There could be problems, though, if he wished to buy Grade A bananas from Costa Rica and that country operated a different grading scheme. National authorities in some countries could even give their exporters a price advantage by setting more relaxed standards, while still allowing produce to be called Grade A, to the detriment of buyer and consumer.
More complications arise if different consumer countries dictate their own specific standards, thus leaving our putative importer being able to buy produce from one country which he can then sell in some countries but not others. Thus, each country having different standards - whether producer or consumer - is a recipe for chaos.
On that basis, it makes absolute sense to have international standards.for commodities which are traded internationally. And for them to work, they must be common standards that are known and recognised by buyers and sellers alike.
Such standards are not in any way a restraint on trade – quite the reverse. When properly and sensitively crafted, they facilitate trade and are seen, overall, as beneficial. As such, they are a necessary precursor to free trade. Clearly, that applies here
with South African bananas.
This being the case, it is unsurprising that many commodity standards pre-date EU regulations. In fact, much of the current EU legislation for agricultural produce is based on a British model developed long before we joined the EEC. Even in the land of the free, the United States, agricultural produce for inter-state commerce was being regulated as early as 1880.
Nor is it a surprise that much regulation is actively sought after by the trade itself. Take meat safety, for instance. Few people realise that official inspection did not become compulsory in this country until 1963 yet, for decades before that, producers had voluntarily paid for inspection as a measure to improve consumer confidence in their products.
And when, in 1964, the Six in the then EEC imposed mandatory inspection of imported meat, to be carried out at the point of slaughter, the system was based on a regime developed by the British. It had been imposed in response to the Aberdeen typhoid outbreak, which had been linked to Argentinean corned beef, again to promote confidence in international trade.
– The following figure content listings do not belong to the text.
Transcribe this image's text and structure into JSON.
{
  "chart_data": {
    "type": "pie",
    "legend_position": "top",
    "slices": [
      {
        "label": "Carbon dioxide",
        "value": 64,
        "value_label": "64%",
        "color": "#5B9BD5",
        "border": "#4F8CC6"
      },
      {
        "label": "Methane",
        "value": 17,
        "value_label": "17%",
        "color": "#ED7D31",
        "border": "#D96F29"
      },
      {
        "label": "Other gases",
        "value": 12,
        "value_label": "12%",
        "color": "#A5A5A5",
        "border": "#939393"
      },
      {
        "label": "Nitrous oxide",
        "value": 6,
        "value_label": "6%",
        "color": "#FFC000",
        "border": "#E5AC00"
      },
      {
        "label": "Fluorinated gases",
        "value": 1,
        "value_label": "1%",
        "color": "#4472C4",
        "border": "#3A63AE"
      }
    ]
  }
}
The important thing, therefore, is not the absence of regulation, but the right sort of regulation – sufficient for the purpose and not too onerous – applied only where it is needed. Where the EU most often went wrong was (and is) in applying export standards to internal trade - or where grading requirements were applied, prohibiting trade in ungraded produce.
To an extent, this is being addressed
, with the EU progressively relaxing standards (allowing misshapen fruit and vegetables), so some of the the issues that Farage raises in his pamphlet have less force anyway.
That aside, regulation does not only apply to goods, but also services such as air travel. Here for instance, if we look at requirements for commercial aviation, we see minimum regulations applied to the equipment required by airliners to enable them to land in reduced visibility conditions.
Knowing Farage's intimate acquaintance with aviation safety, one suspects he would not want to see such regulations removed or weakened. Would he really be happy with a blank piece of paper when it came to his flying to Strasbourg to pick up his expenses?
Thus, the real issue is that, even if reduced, a huge tranche of trade regulation will remain. It cannot be wished away. We thus have to find a way of dealing with the continuing process of adding, modifying and adapting trade regulations while outside the EU yet still trading with its member states.
In this context, to pretend that we can live without trade regulation is not helpful to the cause. We need more sophisticated arguments to carry the doubters, coming up with real world solutions that demonstrate our understanding of the realities of modern international trade. Farage's fluff simply isn't good enough.